Basti pensare all’alienazione tragica di Healy. L’abbiamo visto in ogni episodio nelle prime stagioni, mentre oggi lo ritroviamo disperato, depresso, ma deciso a salvare Lolly Whitehill dall’essere mandata al reparto psichiatria. Fallirà e diventerà a sua volta un alienato e un depresso che tenterà il suicidio nel lago e nel momento più complicato per la prigione sarà in giro a prendersi un gelato.
Poi Judy King, la celebrità che viene ‘reclusa’ in una suite, insieme a tutti i comfort possibili e con la possibilità di fare quel che vuole.
La tesi allora è semplice: la prigione peggiora chi già di suo era malvagio e incattivisce le persone di ‘buona volontà’.
Tra le detenute della stessa fazione si crea un rapporto di solidarietà simile a quello di una tribù.
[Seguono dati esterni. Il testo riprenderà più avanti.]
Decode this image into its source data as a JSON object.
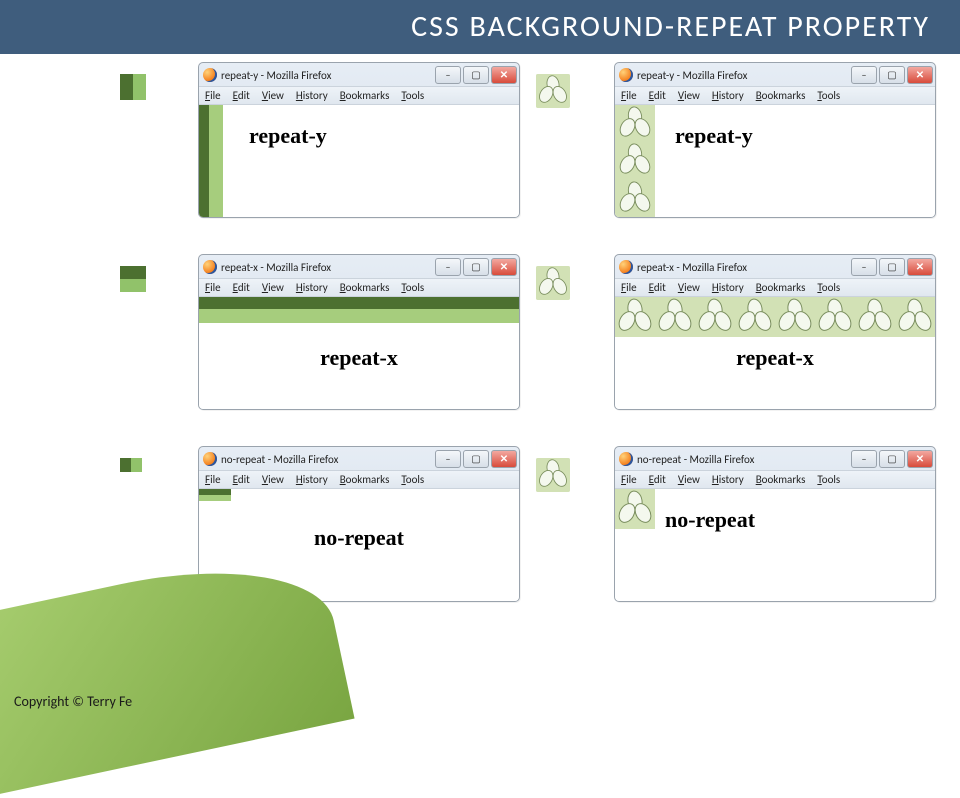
{
  "title": "CSS BACKGROUND-REPEAT PROPERTY",
  "menu": {
    "file": "File",
    "edit": "Edit",
    "view": "View",
    "history": "History",
    "bookmarks": "Bookmarks",
    "tools": "Tools"
  },
  "windows": {
    "repeat_y_left": {
      "title": "repeat-y - Mozilla Firefox",
      "label": "repeat-y"
    },
    "repeat_y_right": {
      "title": "repeat-y - Mozilla Firefox",
      "label": "repeat-y"
    },
    "repeat_x_left": {
      "title": "repeat-x - Mozilla Firefox",
      "label": "repeat-x"
    },
    "repeat_x_right": {
      "title": "repeat-x - Mozilla Firefox",
      "label": "repeat-x"
    },
    "no_repeat_left": {
      "title": "no-repeat - Mozilla Firefox",
      "label": "no-repeat"
    },
    "no_repeat_right": {
      "title": "no-repeat - Mozilla Firefox",
      "label": "no-repeat"
    }
  },
  "copyright": "Copyright © Terry Fe"
}
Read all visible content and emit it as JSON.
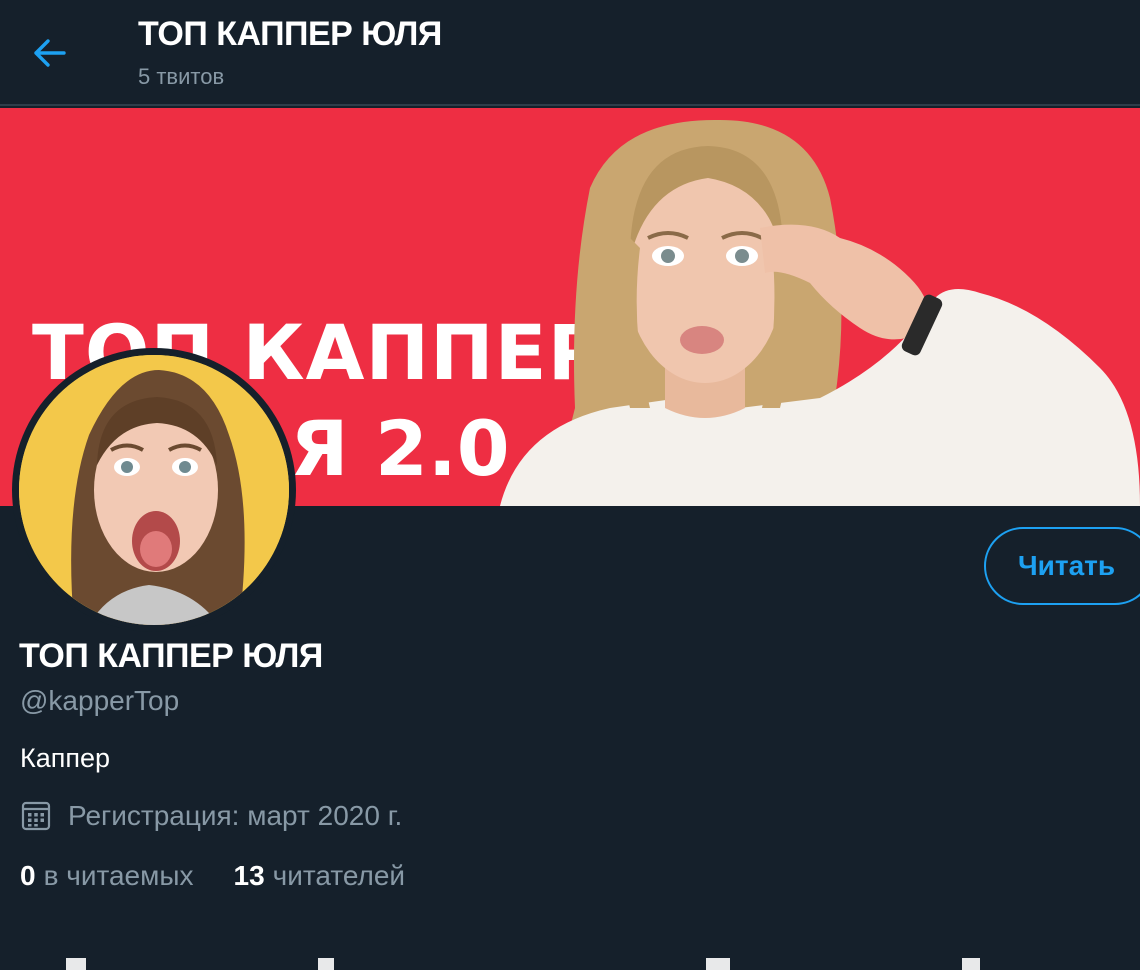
{
  "header": {
    "title": "ТОП КАППЕР ЮЛЯ",
    "tweet_count": "5 твитов",
    "back_icon": "arrow-left-icon"
  },
  "banner": {
    "line1": "ТОП КАППЕР",
    "line2": "Я 2.0",
    "background_color": "#ee2e43"
  },
  "profile": {
    "name": "ТОП КАППЕР ЮЛЯ",
    "handle": "@kapperTop",
    "bio": "Каппер",
    "joined": "Регистрация: март 2020 г.",
    "follow_label": "Читать"
  },
  "stats": {
    "following_count": "0",
    "following_label": "в читаемых",
    "followers_count": "13",
    "followers_label": "читателей"
  },
  "colors": {
    "background": "#15202b",
    "accent": "#1da1f2",
    "secondary_text": "#8899a6"
  }
}
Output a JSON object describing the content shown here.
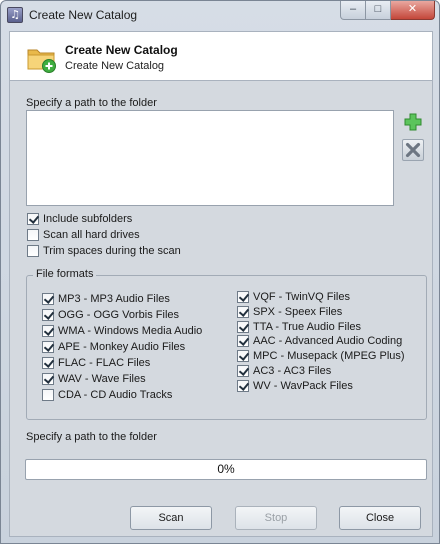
{
  "window": {
    "title": "Create New Catalog",
    "app_icon_glyph": "♫"
  },
  "caption": {
    "minimize": "–",
    "maximize": "□",
    "close": "✕"
  },
  "header": {
    "title": "Create New Catalog",
    "subtitle": "Create New Catalog",
    "icon": "folder-add-icon"
  },
  "path_section": {
    "label": "Specify a path to the folder",
    "paths": []
  },
  "side_buttons": {
    "add_icon": "plus-icon",
    "remove_icon": "remove-icon"
  },
  "options": [
    {
      "label": "Include subfolders",
      "checked": true
    },
    {
      "label": "Scan all hard drives",
      "checked": false
    },
    {
      "label": "Trim spaces during the scan",
      "checked": false
    }
  ],
  "formats": {
    "title": "File formats",
    "left": [
      {
        "label": "MP3 - MP3 Audio Files",
        "checked": true
      },
      {
        "label": "OGG - OGG Vorbis Files",
        "checked": true
      },
      {
        "label": "WMA - Windows Media Audio",
        "checked": true
      },
      {
        "label": "APE - Monkey Audio Files",
        "checked": true
      },
      {
        "label": "FLAC - FLAC Files",
        "checked": true
      },
      {
        "label": "WAV - Wave Files",
        "checked": true
      },
      {
        "label": "CDA - CD Audio Tracks",
        "checked": false
      }
    ],
    "right": [
      {
        "label": "VQF - TwinVQ Files",
        "checked": true
      },
      {
        "label": "SPX - Speex Files",
        "checked": true
      },
      {
        "label": "TTA - True Audio Files",
        "checked": true
      },
      {
        "label": "AAC - Advanced Audio Coding",
        "checked": true
      },
      {
        "label": "MPC - Musepack (MPEG Plus)",
        "checked": true
      },
      {
        "label": "AC3 - AC3 Files",
        "checked": true
      },
      {
        "label": "WV - WavPack Files",
        "checked": true
      }
    ]
  },
  "status": {
    "text": "Specify a path to the folder"
  },
  "progress": {
    "value": 0,
    "text": "0%"
  },
  "buttons": {
    "scan": {
      "label": "Scan",
      "enabled": true
    },
    "stop": {
      "label": "Stop",
      "enabled": false
    },
    "close": {
      "label": "Close",
      "enabled": true
    }
  },
  "colors": {
    "accent_green": "#4cbf4c",
    "folder_yellow": "#f2c94c"
  }
}
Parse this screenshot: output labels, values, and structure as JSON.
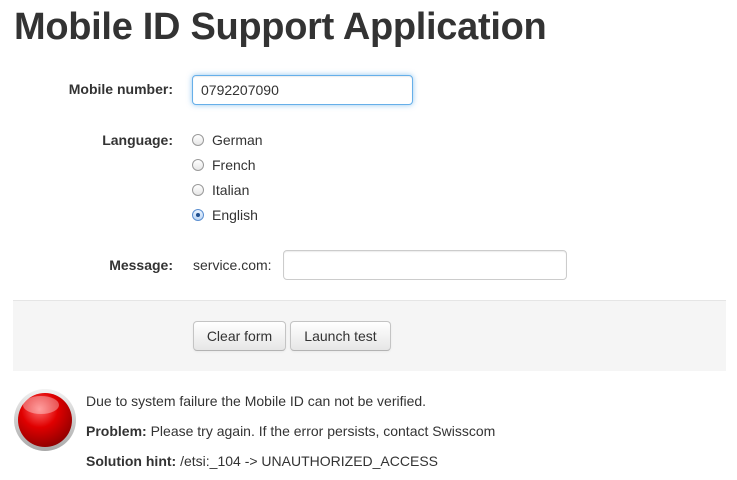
{
  "page": {
    "title": "Mobile ID Support Application"
  },
  "form": {
    "mobile_label": "Mobile number:",
    "mobile_value": "0792207090",
    "language_label": "Language:",
    "languages": [
      {
        "label": "German",
        "checked": false
      },
      {
        "label": "French",
        "checked": false
      },
      {
        "label": "Italian",
        "checked": false
      },
      {
        "label": "English",
        "checked": true
      }
    ],
    "message_label": "Message:",
    "message_prefix": "service.com:",
    "message_value": ""
  },
  "actions": {
    "clear_label": "Clear form",
    "launch_label": "Launch test"
  },
  "result": {
    "status_icon": "red-error-icon",
    "status_color": "#e00000",
    "message": "Due to system failure the Mobile ID can not be verified.",
    "problem_label": "Problem:",
    "problem_text": "Please try again. If the error persists, contact Swisscom",
    "hint_label": "Solution hint:",
    "hint_text": "/etsi:_104 -> UNAUTHORIZED_ACCESS"
  }
}
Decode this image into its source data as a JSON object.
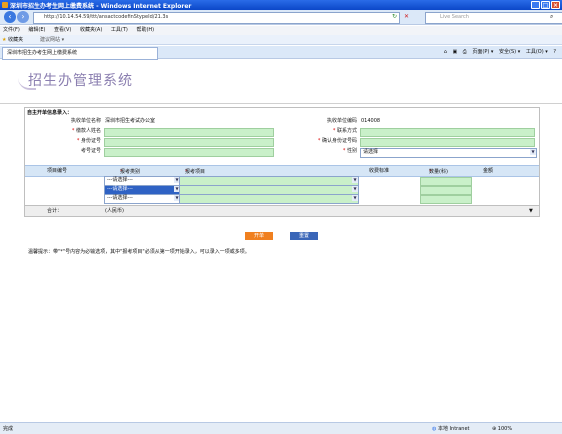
{
  "window": {
    "title": "深圳市招生办考生网上缴费系统 - Windows Internet Explorer"
  },
  "browser": {
    "address": "http://10.14.54.59/ttt/ansactcodefinStypeId/21.3s",
    "search_placeholder": "Live Search",
    "menu": [
      "文件(F)",
      "编辑(E)",
      "查看(V)",
      "收藏夹(A)",
      "工具(T)",
      "帮助(H)"
    ],
    "favorites_label": "收藏夹",
    "suggested_sites": "建议网站 ▾",
    "tab_title": "深圳市招生办考生网上缴费系统",
    "tools": [
      "页面(P) ▾",
      "安全(S) ▾",
      "工具(O) ▾"
    ]
  },
  "page": {
    "logo": "招生办管理系统",
    "form_title": "自主开单信息录入：",
    "fields": {
      "unit_name_label": "执收单位名称",
      "unit_name_value": "深圳市招生考试办公室",
      "unit_code_label": "执收单位编码",
      "unit_code_value": "014008",
      "payer_label": "缴款人姓名",
      "contact_label": "联系方式",
      "id_label": "身份证号",
      "confirm_id_label": "确认身份证号码",
      "exam_no_label": "考号证号",
      "gender_label": "性别",
      "gender_value": "请选择"
    },
    "table_headers": {
      "item_no": "项目编号",
      "category": "报考类别",
      "project": "报考项目",
      "fee": "收费标准",
      "quantity": "数量(科)",
      "amount": "金额"
    },
    "select_placeholder": "---请选择---",
    "total_label": "合计：",
    "total_value": "(人民币)",
    "submit_button": "开单",
    "reset_button": "重置",
    "notice": "温馨提示：带\"*\"号内容为必输选项，其中\"报考项目\"必须从第一项开始录入，可以录入一项或多项。"
  },
  "status": {
    "left": "完成",
    "zone": "本地 Intranet",
    "zoom": "100%"
  },
  "colors": {
    "field_bg": "#c9f0c9",
    "header_bg": "#d6e6f6",
    "submit_bg": "#f08020",
    "reset_bg": "#3a66b8",
    "logo": "#8b7fb0"
  }
}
Red non parla con Piscatella e celebra il ritorno di Nichols con una festa, come se esse fossero la sua famiglia, avvalorando un’altra tesi della Kohan, secondo la quale la prigione è completa alienazione. Taystee cerca di entrare su internet e leggere i gossip, così come si cerca disperatamente di conoscere ciò che succede fuori, sapere come progredisce il mondo.
L’alienazione” e i rapporti di forza sono allora i concetti chiave della nuova, splendida stagione di uno degli show più belli da anni a questa parte, grazie all’alchimia fra le attrici, ai nuovi personaggi e alla morte di Poussey che sicuramente, ci ha fatto capire oggi la Kohan, non sarà l’ultima. Capitolo a parte meriterebbe l’ultimo episodio, probabilmente il più riuscito dell’intera stagione. Kohan rappresenta le conseguenze della morte di Poussey alternandole a quella che probabilmente è stata la notte più bella della sua vita, tanti anni fa a New York, quando trovò i “The Rootz” anziché i “The Roots” e conobbe degli uomini travestiti da donne e degli uomini travestiti da monaci, all’interno di una cornice di infinita fratellanza.
Se come diceva Steiner ne La dolce vita “Non c’è redenzione fra le quattro mura”, allora l’unico modo per trovare la redenzione e uscire dalle quattro mura, rompere la quarta parete con il sorriso finale di Poussey, finalmente fuggita.